Este golpe —expuso— se suma a la larga lista de atentados contra nuestros pueblos, detrás de los cuales siempre está EE.UU.

«La forma ambigua y velada con que Estados Unidos conduce su ofensiva política y militar contra América latina no contradice su vocación imperialista», explicó.

El dirigente cubano señaló que las bases militares en Colombia y Panamá, el relanzamiento de la IV Flota, el apoyo a los golpes de Estado, su alto presupuesto militar, reafirman que Washington está rearticulando una estrategia hegemónica para Latinoamérica como parte de su ofensiva de dominio mundial.

La disyuntiva de Nuestra América, señaló el miembro del Secretariado del Comité Central del PCC, sigue siendo o hegemoía imperial y recolonización o verdadera independencia y cambios sociales.

Junto a las revoluciones

Al destacar el empuje de la izquierda en la región, Balaguer puso como ejemplo que «la estrategia de aislamiento contra Cuba está en franco retroceso, es un fracaso, incluso en escenarios como la OEA y las llamadas Cumbres de América».
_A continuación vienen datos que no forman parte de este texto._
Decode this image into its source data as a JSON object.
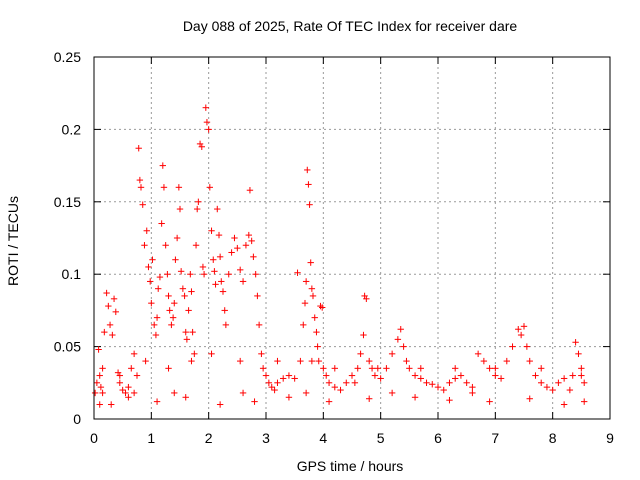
{
  "chart_data": {
    "type": "scatter",
    "title": "Day 088 of 2025, Rate Of TEC Index for receiver dare",
    "xlabel": "GPS time / hours",
    "ylabel": "ROTI / TECUs",
    "xlim": [
      0,
      9
    ],
    "ylim": [
      0,
      0.25
    ],
    "xticks": [
      "0",
      "1",
      "2",
      "3",
      "4",
      "5",
      "6",
      "7",
      "8",
      "9"
    ],
    "yticks": [
      "0",
      "0.05",
      "0.1",
      "0.15",
      "0.2",
      "0.25"
    ],
    "grid": true,
    "marker": "+",
    "color": "#ff0000",
    "series": [
      {
        "values": [
          [
            0.02,
            0.018
          ],
          [
            0.05,
            0.025
          ],
          [
            0.08,
            0.048
          ],
          [
            0.1,
            0.03
          ],
          [
            0.12,
            0.022
          ],
          [
            0.15,
            0.018
          ],
          [
            0.18,
            0.06
          ],
          [
            0.22,
            0.087
          ],
          [
            0.25,
            0.078
          ],
          [
            0.28,
            0.065
          ],
          [
            0.32,
            0.058
          ],
          [
            0.35,
            0.083
          ],
          [
            0.38,
            0.074
          ],
          [
            0.42,
            0.032
          ],
          [
            0.45,
            0.025
          ],
          [
            0.5,
            0.02
          ],
          [
            0.55,
            0.018
          ],
          [
            0.6,
            0.022
          ],
          [
            0.65,
            0.035
          ],
          [
            0.7,
            0.045
          ],
          [
            0.75,
            0.03
          ],
          [
            0.78,
            0.187
          ],
          [
            0.8,
            0.165
          ],
          [
            0.82,
            0.16
          ],
          [
            0.85,
            0.148
          ],
          [
            0.88,
            0.12
          ],
          [
            0.92,
            0.13
          ],
          [
            0.95,
            0.105
          ],
          [
            0.98,
            0.095
          ],
          [
            1.0,
            0.08
          ],
          [
            1.02,
            0.11
          ],
          [
            1.05,
            0.065
          ],
          [
            1.08,
            0.058
          ],
          [
            1.1,
            0.07
          ],
          [
            1.12,
            0.09
          ],
          [
            1.15,
            0.098
          ],
          [
            1.18,
            0.135
          ],
          [
            1.2,
            0.175
          ],
          [
            1.22,
            0.16
          ],
          [
            1.25,
            0.12
          ],
          [
            1.28,
            0.1
          ],
          [
            1.3,
            0.085
          ],
          [
            1.32,
            0.075
          ],
          [
            1.35,
            0.065
          ],
          [
            1.38,
            0.07
          ],
          [
            1.4,
            0.08
          ],
          [
            1.42,
            0.11
          ],
          [
            1.45,
            0.125
          ],
          [
            1.48,
            0.16
          ],
          [
            1.5,
            0.145
          ],
          [
            1.52,
            0.102
          ],
          [
            1.55,
            0.09
          ],
          [
            1.58,
            0.085
          ],
          [
            1.6,
            0.06
          ],
          [
            1.62,
            0.055
          ],
          [
            1.65,
            0.075
          ],
          [
            1.68,
            0.1
          ],
          [
            1.7,
            0.088
          ],
          [
            1.72,
            0.06
          ],
          [
            1.75,
            0.045
          ],
          [
            1.78,
            0.12
          ],
          [
            1.8,
            0.145
          ],
          [
            1.82,
            0.15
          ],
          [
            1.85,
            0.19
          ],
          [
            1.88,
            0.188
          ],
          [
            1.9,
            0.105
          ],
          [
            1.92,
            0.1
          ],
          [
            1.95,
            0.215
          ],
          [
            1.97,
            0.205
          ],
          [
            2.0,
            0.2
          ],
          [
            2.02,
            0.16
          ],
          [
            2.05,
            0.13
          ],
          [
            2.08,
            0.11
          ],
          [
            2.1,
            0.102
          ],
          [
            2.12,
            0.093
          ],
          [
            2.15,
            0.145
          ],
          [
            2.18,
            0.127
          ],
          [
            2.2,
            0.112
          ],
          [
            2.22,
            0.095
          ],
          [
            2.25,
            0.088
          ],
          [
            2.28,
            0.075
          ],
          [
            2.3,
            0.065
          ],
          [
            2.35,
            0.1
          ],
          [
            2.4,
            0.115
          ],
          [
            2.45,
            0.125
          ],
          [
            2.5,
            0.118
          ],
          [
            2.55,
            0.103
          ],
          [
            2.6,
            0.095
          ],
          [
            2.65,
            0.12
          ],
          [
            2.7,
            0.127
          ],
          [
            2.72,
            0.158
          ],
          [
            2.75,
            0.123
          ],
          [
            2.78,
            0.112
          ],
          [
            2.82,
            0.1
          ],
          [
            2.85,
            0.085
          ],
          [
            2.88,
            0.065
          ],
          [
            2.92,
            0.045
          ],
          [
            2.95,
            0.035
          ],
          [
            3.0,
            0.03
          ],
          [
            3.05,
            0.025
          ],
          [
            3.1,
            0.022
          ],
          [
            3.15,
            0.02
          ],
          [
            3.2,
            0.025
          ],
          [
            3.3,
            0.028
          ],
          [
            3.4,
            0.03
          ],
          [
            3.5,
            0.028
          ],
          [
            3.55,
            0.101
          ],
          [
            3.6,
            0.04
          ],
          [
            3.65,
            0.065
          ],
          [
            3.68,
            0.08
          ],
          [
            3.7,
            0.095
          ],
          [
            3.72,
            0.172
          ],
          [
            3.74,
            0.162
          ],
          [
            3.76,
            0.148
          ],
          [
            3.78,
            0.108
          ],
          [
            3.8,
            0.09
          ],
          [
            3.82,
            0.085
          ],
          [
            3.85,
            0.07
          ],
          [
            3.88,
            0.06
          ],
          [
            3.9,
            0.05
          ],
          [
            3.92,
            0.04
          ],
          [
            3.95,
            0.078
          ],
          [
            3.98,
            0.077
          ],
          [
            4.0,
            0.035
          ],
          [
            4.05,
            0.03
          ],
          [
            4.1,
            0.025
          ],
          [
            4.2,
            0.022
          ],
          [
            4.3,
            0.02
          ],
          [
            4.4,
            0.025
          ],
          [
            4.5,
            0.03
          ],
          [
            4.55,
            0.025
          ],
          [
            4.6,
            0.035
          ],
          [
            4.65,
            0.045
          ],
          [
            4.7,
            0.058
          ],
          [
            4.72,
            0.085
          ],
          [
            4.75,
            0.083
          ],
          [
            4.8,
            0.04
          ],
          [
            4.85,
            0.035
          ],
          [
            4.9,
            0.03
          ],
          [
            5.0,
            0.028
          ],
          [
            5.1,
            0.035
          ],
          [
            5.2,
            0.045
          ],
          [
            5.3,
            0.055
          ],
          [
            5.35,
            0.062
          ],
          [
            5.4,
            0.05
          ],
          [
            5.45,
            0.04
          ],
          [
            5.5,
            0.035
          ],
          [
            5.6,
            0.03
          ],
          [
            5.7,
            0.028
          ],
          [
            5.8,
            0.025
          ],
          [
            5.9,
            0.024
          ],
          [
            6.0,
            0.022
          ],
          [
            6.1,
            0.02
          ],
          [
            6.2,
            0.025
          ],
          [
            6.3,
            0.028
          ],
          [
            6.4,
            0.03
          ],
          [
            6.5,
            0.025
          ],
          [
            6.6,
            0.022
          ],
          [
            6.7,
            0.045
          ],
          [
            6.8,
            0.04
          ],
          [
            6.9,
            0.035
          ],
          [
            7.0,
            0.03
          ],
          [
            7.1,
            0.028
          ],
          [
            7.2,
            0.04
          ],
          [
            7.3,
            0.05
          ],
          [
            7.4,
            0.062
          ],
          [
            7.45,
            0.058
          ],
          [
            7.5,
            0.064
          ],
          [
            7.55,
            0.05
          ],
          [
            7.6,
            0.04
          ],
          [
            7.7,
            0.03
          ],
          [
            7.8,
            0.025
          ],
          [
            7.9,
            0.022
          ],
          [
            8.0,
            0.02
          ],
          [
            8.1,
            0.025
          ],
          [
            8.2,
            0.028
          ],
          [
            8.3,
            0.02
          ],
          [
            8.35,
            0.03
          ],
          [
            8.4,
            0.053
          ],
          [
            8.45,
            0.045
          ],
          [
            8.5,
            0.03
          ],
          [
            8.55,
            0.025
          ],
          [
            0.3,
            0.01
          ],
          [
            0.6,
            0.015
          ],
          [
            1.1,
            0.012
          ],
          [
            1.6,
            0.015
          ],
          [
            2.2,
            0.01
          ],
          [
            2.8,
            0.012
          ],
          [
            3.4,
            0.015
          ],
          [
            4.1,
            0.012
          ],
          [
            4.8,
            0.014
          ],
          [
            5.6,
            0.015
          ],
          [
            6.2,
            0.013
          ],
          [
            6.9,
            0.012
          ],
          [
            7.6,
            0.014
          ],
          [
            8.2,
            0.01
          ],
          [
            8.55,
            0.012
          ],
          [
            0.15,
            0.035
          ],
          [
            0.45,
            0.03
          ],
          [
            0.9,
            0.04
          ],
          [
            1.3,
            0.035
          ],
          [
            1.7,
            0.04
          ],
          [
            2.05,
            0.045
          ],
          [
            2.55,
            0.04
          ],
          [
            3.2,
            0.04
          ],
          [
            3.8,
            0.04
          ],
          [
            4.2,
            0.035
          ],
          [
            4.95,
            0.035
          ],
          [
            5.7,
            0.035
          ],
          [
            6.3,
            0.035
          ],
          [
            7.0,
            0.035
          ],
          [
            7.8,
            0.035
          ],
          [
            8.5,
            0.035
          ],
          [
            0.1,
            0.01
          ],
          [
            0.7,
            0.018
          ],
          [
            1.4,
            0.018
          ],
          [
            2.6,
            0.018
          ],
          [
            3.7,
            0.018
          ],
          [
            5.2,
            0.018
          ],
          [
            6.6,
            0.018
          ]
        ]
      }
    ]
  }
}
No obstante, indicó que en los actuales tiempos «se va demostrando como nunca antes que organizaciones como la OEA no representan los intereses de nuestros pueblos», por lo que, añadió en otra parte de su discurso, en los próximos años los procesos progresistas y revolucionarios tendrán que enfrentar unidos grandes desafíos.

El Jefe del Departamento de Relaciones Internacionales señaló así que actualmente se articula una alianza imperialista internacional contra Venezuela y los países del ALBA.

El imperialismo —indicó— conoce que Venezuela, bajo el liderazgo de Chávez, es una incalculable reserva material y espiritual para los cambios y la integración de los pueblos latinoamericanos, así como una extraordinaria bandera de las luchas políticas e ideológicas internacionales contra el imperialismo y a favor del socialismo.

«Es preciso —agregó— estar alerta ante los planes subversivos contra la Revolución Bolivariana, así como ante las presiones para socavar el apoyo popular a los países del ALBA, que son el objetivo primero de EE.UU.

Balaguer explicó que la solidaridad con el proceso venezolano debe ser vital, por lo que llamó a una concertación progresista y revolucionaria internacional para la defensa de la Revolución Bolivariana y su presidente Hugo Rafael Chávez Frías.